I worked on nothing job-related again today. I actually worked on a t-shirt for Marcus and one for me. It's my last chance to get things printed that are my own designs. I was feeling guilty about it until the art director asked what I thought of a shirt that he had made yesterday while I was out on jury duty. After that I was like, "Screw it--I'm going to work on my designs." So, I did. The company's deposits had holds on them again and the art director's check didn't clear this week. He was on the phone most of the morning trying to clear up the overdrafts on his account. Man, glad that wasn't me. Still a good thing that I've been given the boot. Employees shouldn't have to worry about paychecks clearing. Nobody's come right out and said it officiall, but I believe the company is toast. All the signs are there.

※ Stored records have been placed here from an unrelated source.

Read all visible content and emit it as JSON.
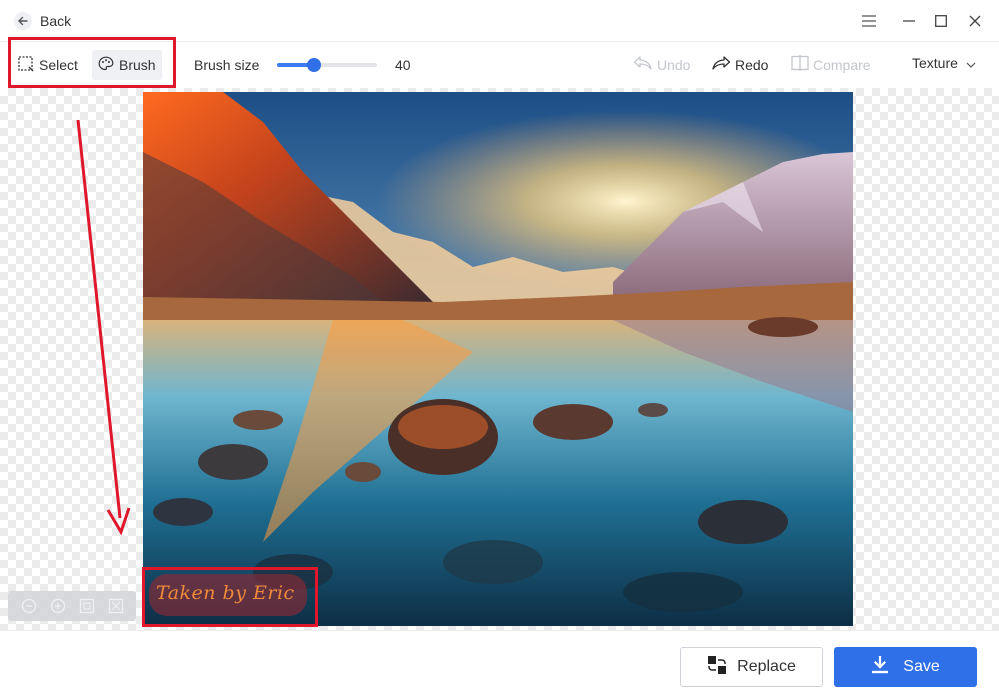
{
  "titlebar": {
    "back_label": "Back",
    "icons": [
      "arrow-left-icon",
      "menu-icon",
      "minimize-icon",
      "maximize-icon",
      "close-icon"
    ]
  },
  "toolbar": {
    "select_label": "Select",
    "brush_label": "Brush",
    "active_tool": "Brush",
    "brush_size_label": "Brush size",
    "brush_size_value": "40",
    "brush_size_fraction": 0.37,
    "undo_label": "Undo",
    "redo_label": "Redo",
    "compare_label": "Compare",
    "texture_label": "Texture"
  },
  "canvas": {
    "watermark_text": "Taken by Eric",
    "zoom_icons": [
      "zoom-out-icon",
      "zoom-in-icon",
      "fit-screen-icon",
      "actual-size-icon"
    ]
  },
  "footer": {
    "replace_label": "Replace",
    "save_label": "Save"
  },
  "colors": {
    "accent": "#2f6fe8",
    "annotation": "#e0162b",
    "disabled": "#c3c6cc"
  }
}
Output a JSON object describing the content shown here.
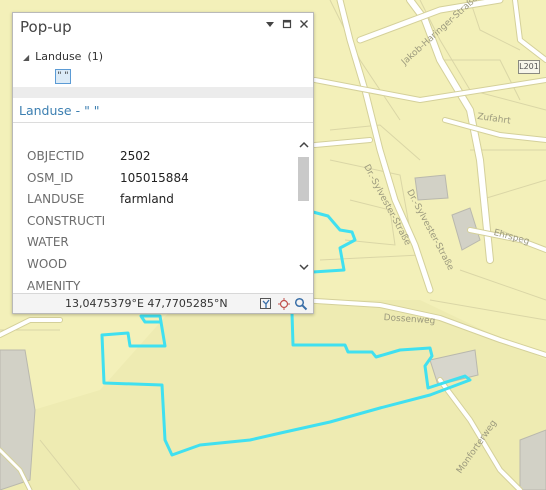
{
  "map": {
    "street_labels": [
      "Jakob-Haringer-Straße",
      "Zufahrt",
      "Dr.-Sylvester-Straße",
      "Dr.-Sylvester-Straße",
      "Ehrspeg",
      "Dossenweg",
      "Monforterweg"
    ],
    "road_badge": "L201",
    "colors": {
      "base": "#f3f0b9",
      "roads": "#ffffff",
      "road_outline": "#d4d09a",
      "parcel_lines": "#d9d5a6",
      "selection": "#40e0f0",
      "gray_area": "#cfcfc7",
      "lower_area": "#eceab4"
    }
  },
  "popup": {
    "title": "Pop-up",
    "controls": {
      "menu_icon": "chevron-down-icon",
      "restore_icon": "restore-window-icon",
      "close_icon": "close-icon"
    },
    "tree": {
      "layer": "Landuse",
      "count": "(1)",
      "selected_feature": "\" \""
    },
    "layer_title": "Landuse - \" \"",
    "fields": [
      {
        "name": "OBJECTID",
        "value": "2502"
      },
      {
        "name": "OSM_ID",
        "value": "105015884"
      },
      {
        "name": "LANDUSE",
        "value": "farmland"
      },
      {
        "name": "CONSTRUCTI",
        "value": ""
      },
      {
        "name": "WATER",
        "value": ""
      },
      {
        "name": "WOOD",
        "value": ""
      },
      {
        "name": "AMENITY",
        "value": ""
      }
    ],
    "coordinates": "13,0475379°E 47,7705285°N",
    "status_icons": [
      "flash-feature-icon",
      "zoom-to-feature-icon",
      "search-icon"
    ]
  }
}
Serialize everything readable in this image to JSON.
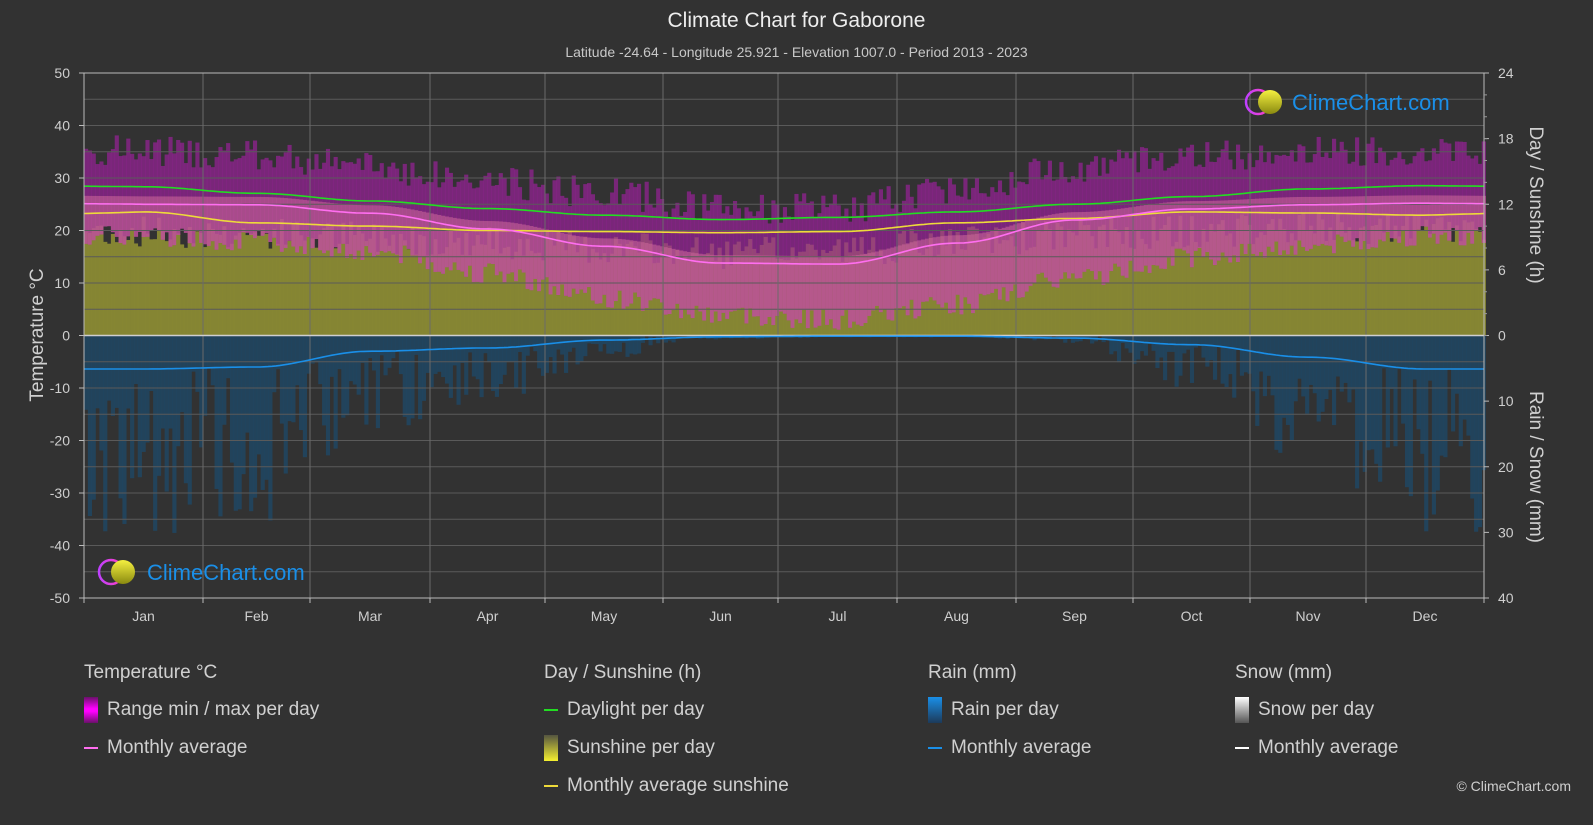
{
  "chart_data": {
    "type": "line",
    "title": "Climate Chart for Gaborone",
    "subtitle": "Latitude -24.64 - Longitude 25.921 - Elevation 1007.0 - Period 2013 - 2023",
    "categories": [
      "Jan",
      "Feb",
      "Mar",
      "Apr",
      "May",
      "Jun",
      "Jul",
      "Aug",
      "Sep",
      "Oct",
      "Nov",
      "Dec"
    ],
    "axes": {
      "left": {
        "label": "Temperature °C",
        "range": [
          -50,
          50
        ],
        "ticks": [
          50,
          40,
          30,
          20,
          10,
          0,
          -10,
          -20,
          -30,
          -40,
          -50
        ]
      },
      "right_top": {
        "label": "Day / Sunshine (h)",
        "range": [
          0,
          24
        ],
        "ticks": [
          24,
          18,
          12,
          6,
          0
        ]
      },
      "right_bottom": {
        "label": "Rain / Snow (mm)",
        "range": [
          0,
          40
        ],
        "ticks": [
          0,
          10,
          20,
          30,
          40
        ]
      }
    },
    "grid": true,
    "series": [
      {
        "name": "Daylight per day",
        "axis": "hours",
        "color": "#22dd22",
        "values": [
          13.6,
          13.0,
          12.3,
          11.6,
          11.0,
          10.6,
          10.8,
          11.3,
          12.0,
          12.7,
          13.4,
          13.7
        ]
      },
      {
        "name": "Monthly average sunshine",
        "axis": "hours",
        "color": "#eeda3a",
        "values": [
          11.3,
          10.3,
          10.0,
          9.6,
          9.5,
          9.4,
          9.5,
          10.3,
          10.7,
          11.3,
          11.2,
          11.0
        ]
      },
      {
        "name": "Temperature monthly average",
        "axis": "temperature",
        "color": "#ff6ef0",
        "values": [
          25.0,
          24.9,
          23.3,
          20.3,
          17.0,
          13.8,
          13.6,
          17.6,
          22.0,
          24.1,
          24.9,
          25.2
        ]
      },
      {
        "name": "Rain monthly average",
        "axis": "rain",
        "color": "#1a8fe8",
        "values": [
          5.1,
          4.8,
          2.4,
          1.9,
          0.7,
          0.2,
          0.1,
          0.1,
          0.4,
          1.4,
          3.3,
          5.1
        ]
      },
      {
        "name": "Temperature max per day (approx. band top)",
        "axis": "temperature",
        "values": [
          34,
          33,
          31,
          28,
          26,
          23,
          23,
          27,
          31,
          33,
          34,
          34
        ]
      },
      {
        "name": "Temperature min per day (approx. band bottom)",
        "axis": "temperature",
        "values": [
          19,
          18,
          16,
          12,
          7,
          4,
          3,
          6,
          11,
          15,
          17,
          19
        ]
      },
      {
        "name": "Sunshine per day (approx.)",
        "axis": "hours",
        "values": [
          9.5,
          9.3,
          9.0,
          8.5,
          8.0,
          7.5,
          7.8,
          8.5,
          9.2,
          9.5,
          9.8,
          9.6
        ]
      }
    ]
  },
  "legend": {
    "groups": [
      {
        "title": "Temperature °C",
        "items": [
          {
            "label": "Range min / max per day",
            "kind": "box",
            "color": "#ff00ff"
          },
          {
            "label": "Monthly average",
            "kind": "line",
            "color": "#ff6ef0"
          }
        ]
      },
      {
        "title": "Day / Sunshine (h)",
        "items": [
          {
            "label": "Daylight per day",
            "kind": "line",
            "color": "#22dd22"
          },
          {
            "label": "Sunshine per day",
            "kind": "box",
            "color": "#f0f030"
          },
          {
            "label": "Monthly average sunshine",
            "kind": "line",
            "color": "#eeda3a"
          }
        ]
      },
      {
        "title": "Rain (mm)",
        "items": [
          {
            "label": "Rain per day",
            "kind": "box",
            "color": "#1a8fe8"
          },
          {
            "label": "Monthly average",
            "kind": "line",
            "color": "#1a8fe8"
          }
        ]
      },
      {
        "title": "Snow (mm)",
        "items": [
          {
            "label": "Snow per day",
            "kind": "box",
            "color": "#ffffff"
          },
          {
            "label": "Monthly average",
            "kind": "line",
            "color": "#ffffff"
          }
        ]
      }
    ]
  },
  "watermark": "ClimeChart.com",
  "copyright": "© ClimeChart.com"
}
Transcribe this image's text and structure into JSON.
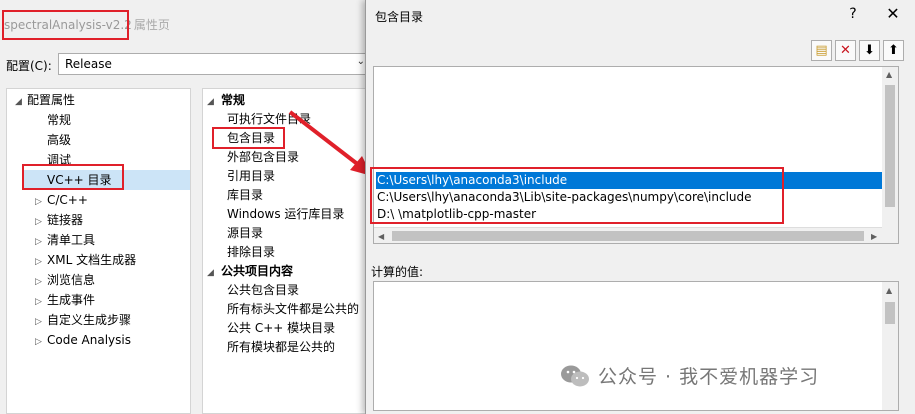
{
  "window": {
    "project_title": "spectralAnalysis-v2.2",
    "title_suffix": "属性页",
    "config_label": "配置(C):",
    "config_value": "Release"
  },
  "tree": {
    "root": "配置属性",
    "items": [
      {
        "label": "常规",
        "expandable": false
      },
      {
        "label": "高级",
        "expandable": false
      },
      {
        "label": "调试",
        "expandable": false
      },
      {
        "label": "VC++ 目录",
        "expandable": false,
        "selected": true
      },
      {
        "label": "C/C++",
        "expandable": true
      },
      {
        "label": "链接器",
        "expandable": true
      },
      {
        "label": "清单工具",
        "expandable": true
      },
      {
        "label": "XML 文档生成器",
        "expandable": true
      },
      {
        "label": "浏览信息",
        "expandable": true
      },
      {
        "label": "生成事件",
        "expandable": true
      },
      {
        "label": "自定义生成步骤",
        "expandable": true
      },
      {
        "label": "Code Analysis",
        "expandable": true
      }
    ]
  },
  "properties": {
    "general_header": "常规",
    "general_items": [
      "可执行文件目录",
      "包含目录",
      "外部包含目录",
      "引用目录",
      "库目录",
      "Windows 运行库目录",
      "源目录",
      "排除目录"
    ],
    "public_header": "公共项目内容",
    "public_items": [
      "公共包含目录",
      "所有标头文件都是公共的",
      "公共 C++ 模块目录",
      "所有模块都是公共的"
    ]
  },
  "dialog": {
    "title": "包含目录",
    "help_label": "?",
    "close_label": "✕",
    "toolbar": {
      "new_line": "▤",
      "delete": "✕",
      "move_down": "⬇",
      "move_up": "⬆"
    },
    "directories": [
      "C:\\Users\\lhy\\anaconda3\\include",
      "C:\\Users\\lhy\\anaconda3\\Lib\\site-packages\\numpy\\core\\include",
      "D:\\                                        \\matplotlib-cpp-master"
    ],
    "evaluated_label": "计算的值:"
  },
  "watermark": "公众号 · 我不爱机器学习",
  "colors": {
    "highlight_red": "#e0202a",
    "selection_blue": "#0078d7",
    "tree_selection": "#cce4f7"
  }
}
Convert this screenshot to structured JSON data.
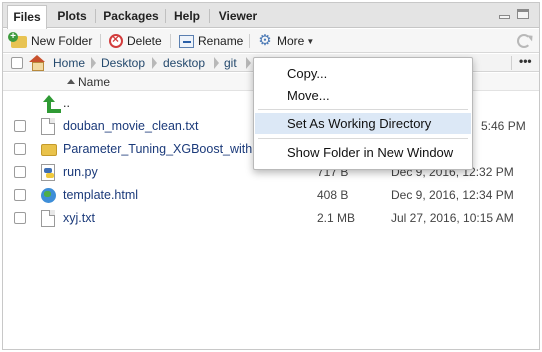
{
  "tabs": [
    {
      "label": "Files",
      "active": true
    },
    {
      "label": "Plots",
      "active": false
    },
    {
      "label": "Packages",
      "active": false
    },
    {
      "label": "Help",
      "active": false
    },
    {
      "label": "Viewer",
      "active": false
    }
  ],
  "toolbar": {
    "new_folder": "New Folder",
    "delete": "Delete",
    "rename": "Rename",
    "more": "More",
    "icons": {
      "new_folder": "new-folder-icon",
      "delete": "delete-icon",
      "rename": "rename-icon",
      "more": "gear-icon",
      "refresh": "refresh-icon"
    }
  },
  "breadcrumb": [
    "Home",
    "Desktop",
    "desktop",
    "git"
  ],
  "breadcrumb_more": "•••",
  "columns": {
    "name": "Name"
  },
  "files": [
    {
      "name": "..",
      "size": "",
      "modified": "",
      "icon": "up-arrow-icon"
    },
    {
      "name": "douban_movie_clean.txt",
      "size": "",
      "modified": "5:46 PM",
      "icon": "file-icon"
    },
    {
      "name": "Parameter_Tuning_XGBoost_with",
      "size": "",
      "modified": "",
      "icon": "folder-icon"
    },
    {
      "name": "run.py",
      "size": "717 B",
      "modified": "Dec 9, 2016, 12:32 PM",
      "icon": "python-file-icon"
    },
    {
      "name": "template.html",
      "size": "408 B",
      "modified": "Dec 9, 2016, 12:34 PM",
      "icon": "html-file-icon"
    },
    {
      "name": "xyj.txt",
      "size": "2.1 MB",
      "modified": "Jul 27, 2016, 10:15 AM",
      "icon": "file-icon"
    }
  ],
  "menu": {
    "items": [
      {
        "label": "Copy...",
        "highlighted": false
      },
      {
        "label": "Move...",
        "highlighted": false
      },
      {
        "label": "Set As Working Directory",
        "highlighted": true
      },
      {
        "label": "Show Folder in New Window",
        "highlighted": false
      }
    ]
  },
  "colors": {
    "link": "#1b3a7a",
    "highlight": "#dce8f6",
    "crumb": "#24496d"
  }
}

Speaking of jury duty, I obviously didn't get picked to sit on the panel since I was back at work today. Glad I didn't get picked because the trial was a civil case dealing with guaranteed loan defaults of defunct telecommunications companies. Dry stuff. I had already made up my mind about the case with just the kinds of questions the lawyers were asking those in the jury box. No way I could've been impartial. So, I may get called to serve again next week. This Federal court jury picking system is screwey. I've had to call every weekend to see I had to report the following Monday for over a month. I wasn't picked for Monday, but this week was told I had to call back on Monday to see if I was picked for Tuesday (and I was). Oh, well. Small world, though. My art teacher from Platt (Marty) was there. So I had a friendly face to shoot the bull with while waiting for us to be taken up to a courtroom. He got picked to sit in the other trial, so I have no idea if he's a juror or not. He had to report Monday, wasn't picked, then had to come back on Tuesday. Like I said, screwey.
The dog is having horrible gas tonight. I hope that doesn't mean a repeat of last week. He had horrible gas the night before the sickness set in. I need to go to bed but I'm afraid to try and sleep with him farting like that until Marcus gets home. Figures this is racquetball night when he gets home later than ususal. *sigh*
OK, I guess that's about it. Exciting, huh? Please send good employment vibes my way.